Students enrolling in the academy won’t find a stronger advocate than Kayleen Mills or “Chef Kay” as the students call her. She has been where they are and knows there is a way out. A 1993 graduate of Abilene High School, Millis had dreams of attending Baylor University and becoming a doctor. She had excelled in Advanced Placement classes that would be needed in medical school.
But she was unable to finance medical school and instead continued working at Long John Silver’s restaurant and later at the former Black-eyed Pea restaurant in Abilene. That’s where she discovered her love of cooking, which led to her getting a degree in 2006 from the former Le Cordon Bleu College of Culinary Arts in Chicago. When Mills’ sister was killed in a car wreck in Abilene in October 2007, she knew she needed to return home. By then she wasthemotherofthreeboys,thenaged14,10,and6.
Back in Abilene, Mills worked at several restaurants and then was hired to teach at TSTC’s culinary arts program in Abilene. It eventually was phased out and Mills saw an ad for program director at the new City Light Community Ministries Culinary Academy.
Mills knows from years of experience that working in food service can lead to a better life. She pulled herself out of poverty by starting to work at Long John Silver’s while in high school and continuing to learn and grow. Now, she gets the chance to help others do the same. It is that empathy and desire to help others that sets Mills apart as director of the Culinary Academy.
She not only possesses the skills necessary for success, she recognizes potential and reaches out. Underwood, one of the first students she recruited, is the perfect example. In the classes at TSTC, Mills noticed that Underwood had skills but lacked self-confidence.
“I saw that in her,” Mills said, “and I wanted to build that up in her and make her believe it.”
Underwood didn’t finish the course, and the TSTC program eventually was phased out. But she was the first person Mills thought of when she was hired to lead the new Culinary Academy.
“I knew there was something there,” Mills said. “All she needed was a lot of confidence.”

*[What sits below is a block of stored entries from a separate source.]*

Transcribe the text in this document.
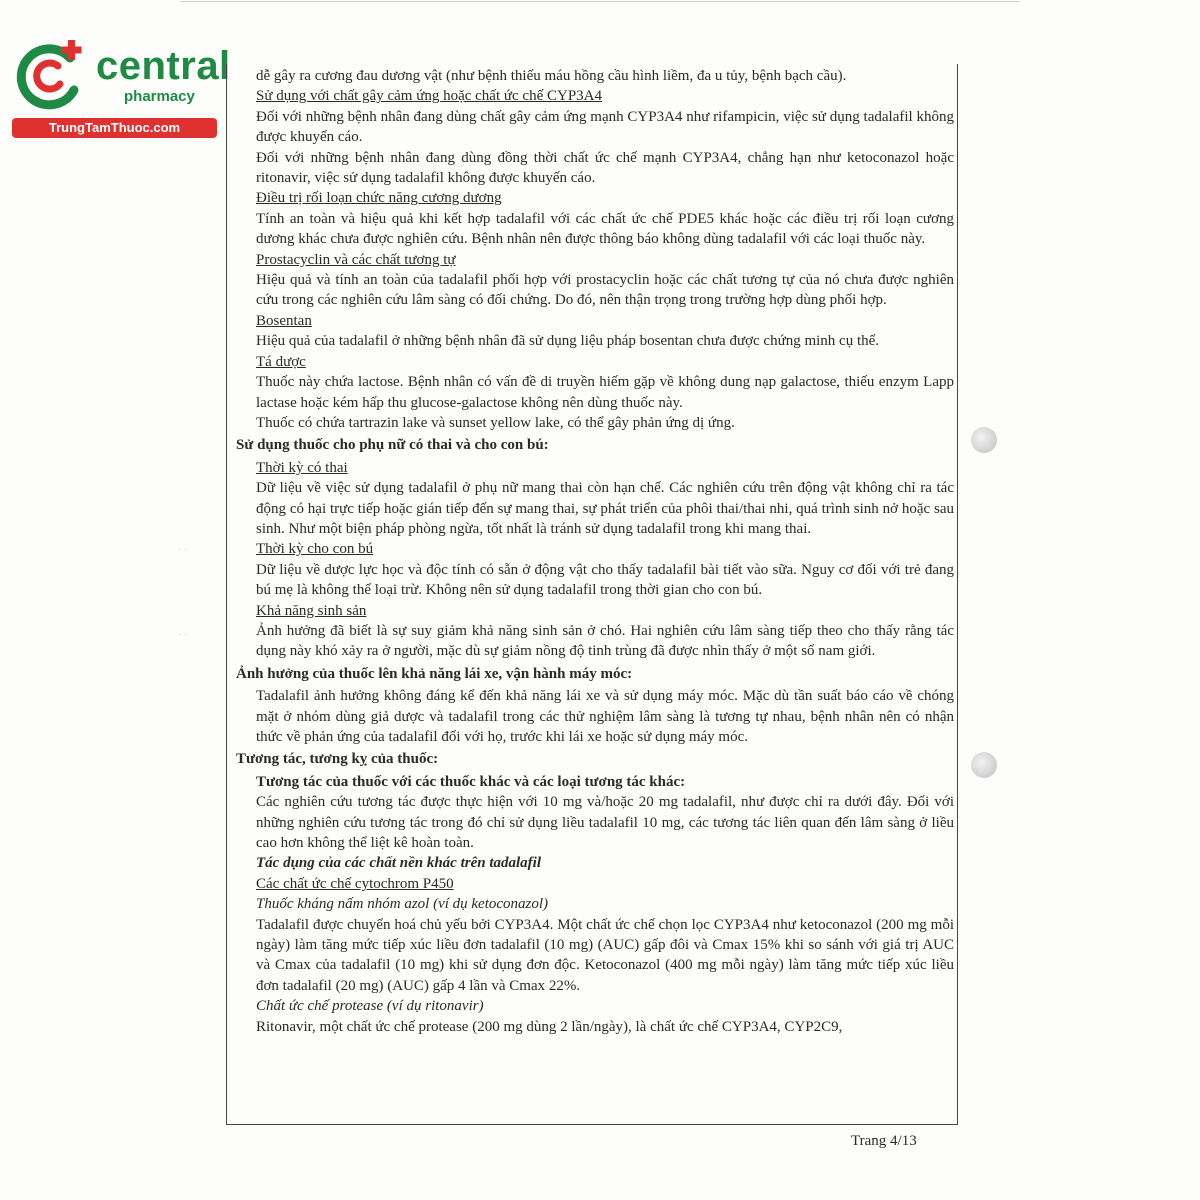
central
pharmacy
TrungTamThuoc.com
· ·
· ·

dễ gây ra cương đau dương vật (như bệnh thiếu máu hồng cầu hình liềm, đa u tủy, bệnh bạch cầu).

Sử dụng với chất gây cảm ứng hoặc chất ức chế CYP3A4

Đối với những bệnh nhân đang dùng chất gây cảm ứng mạnh CYP3A4 như rifampicin, việc sử dụng tadalafil không được khuyến cáo.

Đối với những bệnh nhân đang dùng đồng thời chất ức chế mạnh CYP3A4, chẳng hạn như ketoconazol hoặc ritonavir, việc sử dụng tadalafil không được khuyến cáo.

Điều trị rối loạn chức năng cương dương

Tính an toàn và hiệu quả khi kết hợp tadalafil với các chất ức chế PDE5 khác hoặc các điều trị rối loạn cương dương khác chưa được nghiên cứu. Bệnh nhân nên được thông báo không dùng tadalafil với các loại thuốc này.

Prostacyclin và các chất tương tự

Hiệu quả và tính an toàn của tadalafil phối hợp với prostacyclin hoặc các chất tương tự của nó chưa được nghiên cứu trong các nghiên cứu lâm sàng có đối chứng. Do đó, nên thận trọng trong trường hợp dùng phối hợp.

Bosentan

Hiệu quả của tadalafil ở những bệnh nhân đã sử dụng liệu pháp bosentan chưa được chứng minh cụ thể.

Tá dược

Thuốc này chứa lactose. Bệnh nhân có vấn đề di truyền hiếm gặp về không dung nạp galactose, thiếu enzym Lapp lactase hoặc kém hấp thu glucose-galactose không nên dùng thuốc này.

Thuốc có chứa tartrazin lake và sunset yellow lake, có thể gây phản ứng dị ứng.

Sử dụng thuốc cho phụ nữ có thai và cho con bú:

Thời kỳ có thai

Dữ liệu về việc sử dụng tadalafil ở phụ nữ mang thai còn hạn chế. Các nghiên cứu trên động vật không chỉ ra tác động có hại trực tiếp hoặc gián tiếp đến sự mang thai, sự phát triển của phôi thai/thai nhi, quá trình sinh nở hoặc sau sinh. Như một biện pháp phòng ngừa, tốt nhất là tránh sử dụng tadalafil trong khi mang thai.

Thời kỳ cho con bú

Dữ liệu về dược lực học và độc tính có sẵn ở động vật cho thấy tadalafil bài tiết vào sữa. Nguy cơ đối với trẻ đang bú mẹ là không thể loại trừ. Không nên sử dụng tadalafil trong thời gian cho con bú.

Khả năng sinh sản

Ảnh hưởng đã biết là sự suy giảm khả năng sinh sản ở chó. Hai nghiên cứu lâm sàng tiếp theo cho thấy rằng tác dụng này khó xảy ra ở người, mặc dù sự giảm nồng độ tinh trùng đã được nhìn thấy ở một số nam giới.

Ảnh hưởng của thuốc lên khả năng lái xe, vận hành máy móc:

Tadalafil ảnh hưởng không đáng kể đến khả năng lái xe và sử dụng máy móc. Mặc dù tần suất báo cáo về chóng mặt ở nhóm dùng giả dược và tadalafil trong các thử nghiệm lâm sàng là tương tự nhau, bệnh nhân nên có nhận thức về phản ứng của tadalafil đối với họ, trước khi lái xe hoặc sử dụng máy móc.

Tương tác, tương kỵ của thuốc:

Tương tác của thuốc với các thuốc khác và các loại tương tác khác:

Các nghiên cứu tương tác được thực hiện với 10 mg và/hoặc 20 mg tadalafil, như được chỉ ra dưới đây. Đối với những nghiên cứu tương tác trong đó chỉ sử dụng liều tadalafil 10 mg, các tương tác liên quan đến lâm sàng ở liều cao hơn không thể liệt kê hoàn toàn.

Tác dụng của các chất nền khác trên tadalafil

Các chất ức chế cytochrom P450

Thuốc kháng nấm nhóm azol (ví dụ ketoconazol)

Tadalafil được chuyển hoá chủ yếu bởi CYP3A4. Một chất ức chế chọn lọc CYP3A4 như ketoconazol (200 mg mỗi ngày) làm tăng mức tiếp xúc liều đơn tadalafil (10 mg) (AUC) gấp đôi và Cmax 15% khi so sánh với giá trị AUC và Cmax của tadalafil (10 mg) khi sử dụng đơn độc. Ketoconazol (400 mg mỗi ngày) làm tăng mức tiếp xúc liều đơn tadalafil (20 mg) (AUC) gấp 4 lần và Cmax 22%.

Chất ức chế protease (ví dụ ritonavir)

Ritonavir, một chất ức chế protease (200 mg dùng 2 lần/ngày), là chất ức chế CYP3A4, CYP2C9,

Trang 4/13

She found that confidence and honed her skills under Mills’ leadership while getting her food handlers certificate through the Culinary Academy. She is one of several success stories that Mills can count – with the count growing every day.
Mills is grateful for getting hired to lead the academy, a job that utilizes her professional skills and her gift for wanting to help people. Every day is filled with opportunities and challenges. Mills admits that a challenge she will be facing for a while longer is waiting on the new facilities to be constructed.
“I try really hard not to think about it,” she joked.